Unfortunately my intention fell by the wayside when I encountered a cranky computer that didn’t want to help me “create such word pictures.”

“Have you turned it on?” my co-worker asked me, with only slight sarcasm, which she was careful to mask.

“Of course,” I replied haughtily, waiting until she left the room to complete the obvious.

I talk to the computer gently, hoping it will comply with my requests to work with me to create beautiful word pictures now that it is actually “turned on.”

But in my mind I think back, way back to the early days when we used that word now pretty much obsolete in the English language.

“Typewriters.”

I really don’t want to go back there to the days of whiteout and carbon paper and typewriters because, of course, they are obsolete and have no place in today’s modern technology. Plus, it is another obvious clue, similar to the word, grandma, as to how old I really am.

But, somehow even though I know these facts with my brain, I feel that I have landed somewhat against my will, in this day and age of modern technology.

And sometimes, I just want to get out and time travel back to where life seemed simpler, and, somehow, kinder.

For some of the population, especially those who are about 14 or younger, it’s no big deal.

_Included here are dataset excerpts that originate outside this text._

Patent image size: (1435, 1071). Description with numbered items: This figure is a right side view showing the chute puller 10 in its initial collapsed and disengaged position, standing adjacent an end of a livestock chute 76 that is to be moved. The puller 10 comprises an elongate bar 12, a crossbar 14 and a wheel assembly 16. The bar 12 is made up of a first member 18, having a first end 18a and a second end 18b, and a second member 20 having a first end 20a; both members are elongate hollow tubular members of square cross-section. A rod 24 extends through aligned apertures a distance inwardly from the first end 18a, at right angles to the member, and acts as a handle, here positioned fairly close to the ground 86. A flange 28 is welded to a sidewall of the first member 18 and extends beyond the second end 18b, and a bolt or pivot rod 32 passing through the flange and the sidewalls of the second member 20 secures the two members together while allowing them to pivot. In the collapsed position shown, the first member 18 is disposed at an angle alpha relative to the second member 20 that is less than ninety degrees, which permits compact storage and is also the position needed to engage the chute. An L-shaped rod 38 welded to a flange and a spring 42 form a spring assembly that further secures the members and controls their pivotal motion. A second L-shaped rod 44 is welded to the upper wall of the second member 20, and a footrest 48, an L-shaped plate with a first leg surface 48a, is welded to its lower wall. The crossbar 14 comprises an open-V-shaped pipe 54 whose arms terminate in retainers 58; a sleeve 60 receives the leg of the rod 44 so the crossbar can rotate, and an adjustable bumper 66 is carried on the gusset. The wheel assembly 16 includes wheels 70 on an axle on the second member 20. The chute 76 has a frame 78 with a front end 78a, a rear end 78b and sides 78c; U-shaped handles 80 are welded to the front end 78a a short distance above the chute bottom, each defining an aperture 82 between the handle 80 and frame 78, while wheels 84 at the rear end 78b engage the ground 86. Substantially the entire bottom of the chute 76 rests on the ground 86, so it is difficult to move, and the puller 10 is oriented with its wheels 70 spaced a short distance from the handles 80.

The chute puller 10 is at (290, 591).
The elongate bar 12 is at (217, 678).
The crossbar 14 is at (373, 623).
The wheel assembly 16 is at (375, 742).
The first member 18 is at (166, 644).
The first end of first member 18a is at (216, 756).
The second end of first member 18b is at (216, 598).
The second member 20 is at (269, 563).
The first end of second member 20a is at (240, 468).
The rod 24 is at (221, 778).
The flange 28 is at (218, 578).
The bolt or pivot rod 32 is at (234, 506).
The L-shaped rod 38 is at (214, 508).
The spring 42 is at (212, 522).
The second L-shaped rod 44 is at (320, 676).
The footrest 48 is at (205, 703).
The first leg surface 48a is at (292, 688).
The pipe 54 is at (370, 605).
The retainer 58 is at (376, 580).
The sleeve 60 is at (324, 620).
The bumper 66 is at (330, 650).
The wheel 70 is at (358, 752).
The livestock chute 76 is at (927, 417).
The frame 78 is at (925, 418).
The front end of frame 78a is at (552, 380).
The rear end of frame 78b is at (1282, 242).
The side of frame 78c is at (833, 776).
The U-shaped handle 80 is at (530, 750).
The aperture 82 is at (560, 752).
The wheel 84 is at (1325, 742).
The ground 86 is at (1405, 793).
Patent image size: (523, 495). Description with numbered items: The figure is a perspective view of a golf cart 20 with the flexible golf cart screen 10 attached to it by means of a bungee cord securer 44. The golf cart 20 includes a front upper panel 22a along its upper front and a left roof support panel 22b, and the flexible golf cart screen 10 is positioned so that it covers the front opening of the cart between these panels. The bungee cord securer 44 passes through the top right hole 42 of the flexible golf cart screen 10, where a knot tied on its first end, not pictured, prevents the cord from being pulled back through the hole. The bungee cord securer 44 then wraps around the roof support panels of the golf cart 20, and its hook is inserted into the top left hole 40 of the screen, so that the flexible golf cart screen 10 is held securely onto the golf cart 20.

The fact that we have E-Readers, IPhones, smartphones, Blackberries, all kinds of apps and digital cameras that do everything but walk and talk is not particularly challenging, or mind boggling or amazing.

It just is!

But for me, this stuff is kind of like rocket science and I have a hidden fear that learning it may require more brain cells than I actually possess.

I achieved my first real claim to fame in the elusive world of print media with a column I had painstakingly typed on a Remington typewriter that only “partially returned” each line.

It didn’t matter. I had arrived. I had no idea my challenge would not be “writing the news” as much as figuring out the level of technology, which would be required to do so.

The first photos I ever took that were actually published were taken by me holding a Pentax K1000 in somewhat shaky fingers, praying I had remembered to focus, set the aperture (a word I had learned in a crash photography course) correctly and most importantly, hold my mouth just right.

I developed the negative later in the darkroom, in great trepidation.

What if I should fail?

What if the picture was horrible, blurry beyond recognition? What if I should not meet the deadline, thereby subject myself to the wrath of the editor, and be considered “less than” by newsroom people the world over?

It turned out, it was OK, printable in fact, and once again I thanked a higher power, the trees, the grass and anything else in my way to be saved from the horrible fate that awaited me if any of that happened.

And so I became comfortable with the technology handed to me. Quite good, in fact.

But, in less than a heartbeat, things changed.

I can’t really remember the day my Remington typewriter was laid to rest and I’m not sure when my little Pentax K1000 became seriously outdated.

I only know that I have been transported here where “modern technology” has taken over and I have learned, once again, I have much to learn.

And so I keep trying.

I turn on my digital camera to take a photo.

The words, “no image” flashes across the screen.

After momentary panic, which causes my blood pressure to go off the Richter scale, I remember that thing about putting a card in. Apparently, a card is necessary, just like film used to be. I get it.

And I already understand a lot about the importance of good luck and holding your mouth just right and being in the right place at the right time.

I know this because as much as change is inevitable, some things will, forever and a day, remain the same.

And for me, that fact is and always will be, comforting and good!